Opponents of this scheme pointed out that workers should not be forced to join organizations against their will, and that collecting dues from non-members was the state’s way of recruiting people into unions involuntarily. They further argued that these dues represented the forced subsidization of other people’s speech, which would violate the First Amendment to the U.S. Constitution.
With all this in mind, the ruling handed down by the Supreme Court today had the potential to dramatically affect the way public sector unions operate, specifically with reference to their ability to force the membership of unwilling participants.
Unfortunately, anyone hoping for so broad a precedent is going to be disappointed with the actual decision. While the Court did ultimately rule against the state of Illinois, finding that home health care workers could not, in this case, be forced to pay union dues, the opinion is written in such a way that it will not have the far--reaching impact on unionization practices we might have liked.
The majority opinion, authored by Justice Samuel Alito and supported by Justices Roberts, Thomas, Kennedy, and Scalia, concludes with the following:
If we accepted Illinois’ argument, we would approve an unprecedented violation of the bedrock principle that, except perhaps in the rarest of circumstances, no person in this country may be compelled to subsidize speech by a third party that he or she does not wish to support.
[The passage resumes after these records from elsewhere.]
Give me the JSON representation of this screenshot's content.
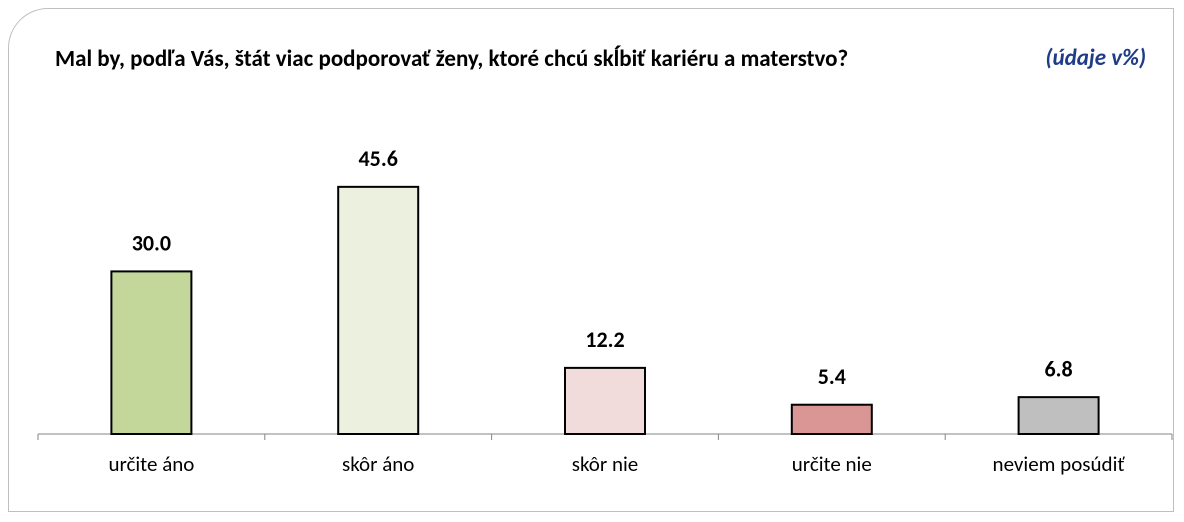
{
  "chart_data": {
    "type": "bar",
    "title": "Mal by, podľa Vás, štát viac podporovať ženy, ktoré chcú skĺbiť kariéru a materstvo?",
    "subtitle": "(údaje v%)",
    "categories": [
      "určite áno",
      "skôr áno",
      "skôr nie",
      "určite nie",
      "neviem posúdiť"
    ],
    "values": [
      30.0,
      45.6,
      12.2,
      5.4,
      6.8
    ],
    "value_labels": [
      "30.0",
      "45.6",
      "12.2",
      "5.4",
      "6.8"
    ],
    "colors": [
      "#c4d79b",
      "#ebf1de",
      "#f2dcdb",
      "#da9694",
      "#bfbfbf"
    ],
    "ylim": [
      0,
      50
    ]
  }
}
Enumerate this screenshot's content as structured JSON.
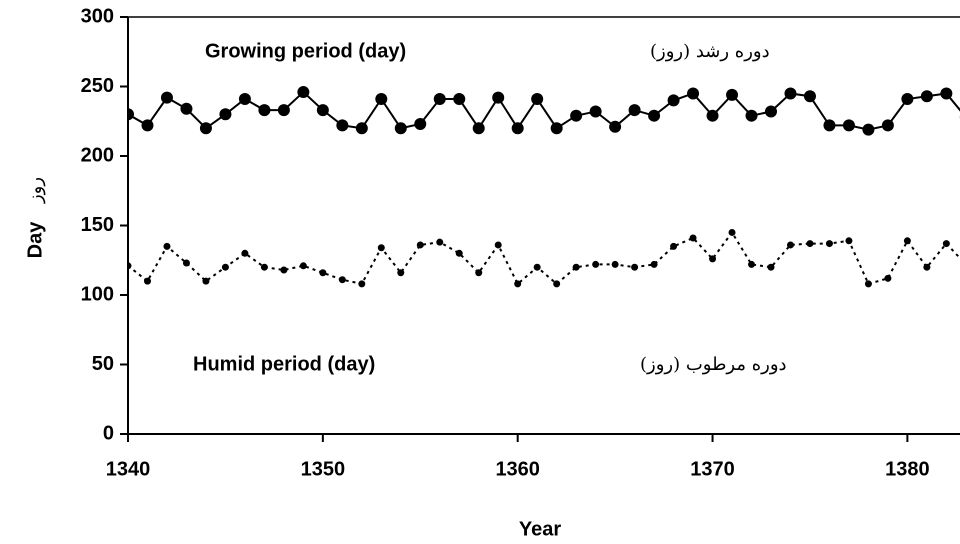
{
  "chart_data": {
    "type": "line",
    "x": [
      1340,
      1341,
      1342,
      1343,
      1344,
      1345,
      1346,
      1347,
      1348,
      1349,
      1350,
      1351,
      1352,
      1353,
      1354,
      1355,
      1356,
      1357,
      1358,
      1359,
      1360,
      1361,
      1362,
      1363,
      1364,
      1365,
      1366,
      1367,
      1368,
      1369,
      1370,
      1371,
      1372,
      1373,
      1374,
      1375,
      1376,
      1377,
      1378,
      1379,
      1380,
      1381,
      1382,
      1383
    ],
    "series": [
      {
        "color": "#000000",
        "style": "solid",
        "marker": "large",
        "values": [
          230,
          222,
          242,
          234,
          220,
          230,
          241,
          233,
          233,
          246,
          233,
          222,
          220,
          241,
          220,
          223,
          241,
          241,
          220,
          242,
          220,
          241,
          220,
          229,
          232,
          221,
          233,
          229,
          240,
          245,
          229,
          244,
          229,
          232,
          245,
          243,
          222,
          222,
          219,
          222,
          241,
          243,
          245,
          228
        ]
      },
      {
        "color": "#000000",
        "style": "dotted",
        "marker": "small",
        "values": [
          121,
          110,
          135,
          123,
          110,
          120,
          130,
          120,
          118,
          121,
          116,
          111,
          108,
          134,
          116,
          136,
          138,
          130,
          116,
          136,
          108,
          120,
          108,
          120,
          122,
          122,
          120,
          122,
          135,
          141,
          126,
          145,
          122,
          120,
          136,
          137,
          137,
          139,
          108,
          112,
          139,
          120,
          137,
          122
        ]
      }
    ],
    "annotations": [
      "Growing period (day)",
      "دوره رشد (روز)",
      "Humid period (day)",
      "دوره مرطوب (روز)"
    ],
    "x_label": "Year",
    "y_label": "Day",
    "y_label_secondary": "روز",
    "xlim": [
      1340,
      1382.7
    ],
    "xticks": [
      1340,
      1350,
      1360,
      1370,
      1380
    ],
    "ylim": [
      0,
      300
    ],
    "yticks": [
      0,
      50,
      100,
      150,
      200,
      250,
      300
    ]
  }
}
The First Amendment prohibits the collection of an agency fee from the personal assistants in the Rehabilitation Program who do not want to join or support the union.
This is all well and good as far as it goes, but the specific language of the second sentence, and equivocation elsewhere in the document preserve a large amount of the union’s authority that would have been better stripped away by a more generalized opinion.
A key component of Justice Alito’s argument is the identity of these workers’ employers. He argues that the home health care workers in question are actually employed by their elderly clients, rather than by the state itself, although the latter is the one who pays the workers’ salaries. Apart from payment, however, the state has minimal involvement in the employment process, and merely serves as a financial intermediary between employer and employee. Since these individuals are not held to be employed by the state, Alito says, they cannot be compelled to support a public sector union.
The problem with this analysis is that it preserves public sector unions’ power to compel membership by other employees of the state. This preserves the disproportionate power of public sector unions compared to private sector ones, for while private companies compete with each other for employees, necessitating fair labor practices, the government has no such competitor.
Another interesting portion of Alito’s argument was his rejection of the claim that non-union members free ride on union contracts, by pointing out that the wages of the workers in question are set by law and thus not subject to the bargaining agreements of others. Again, this is true, but it tacitly concedes that if free riding could be proven, then forced payments would be justified.
As Hans-Hermann Hoppe points out in A Theory of Socialism and Capitalism, however, accepting the free rider problem as a justification for forced payments leads down a rabbit hole from which there can be no escape. Even something like deodorant, Hoppe argues, would be subject to the rider-problem, since its effects benefit people who don’t pay for it, and should therefore be subsidized by the government. This kind of reductio ad absurdum reveals how silly these kind of public good arguments ultimately are.
Ultimately, the Court’s ruling is a good one, but by preserving the lion’s share of public union power, the decision missed an opportunity to dive further into issues of freedom and constitutionality.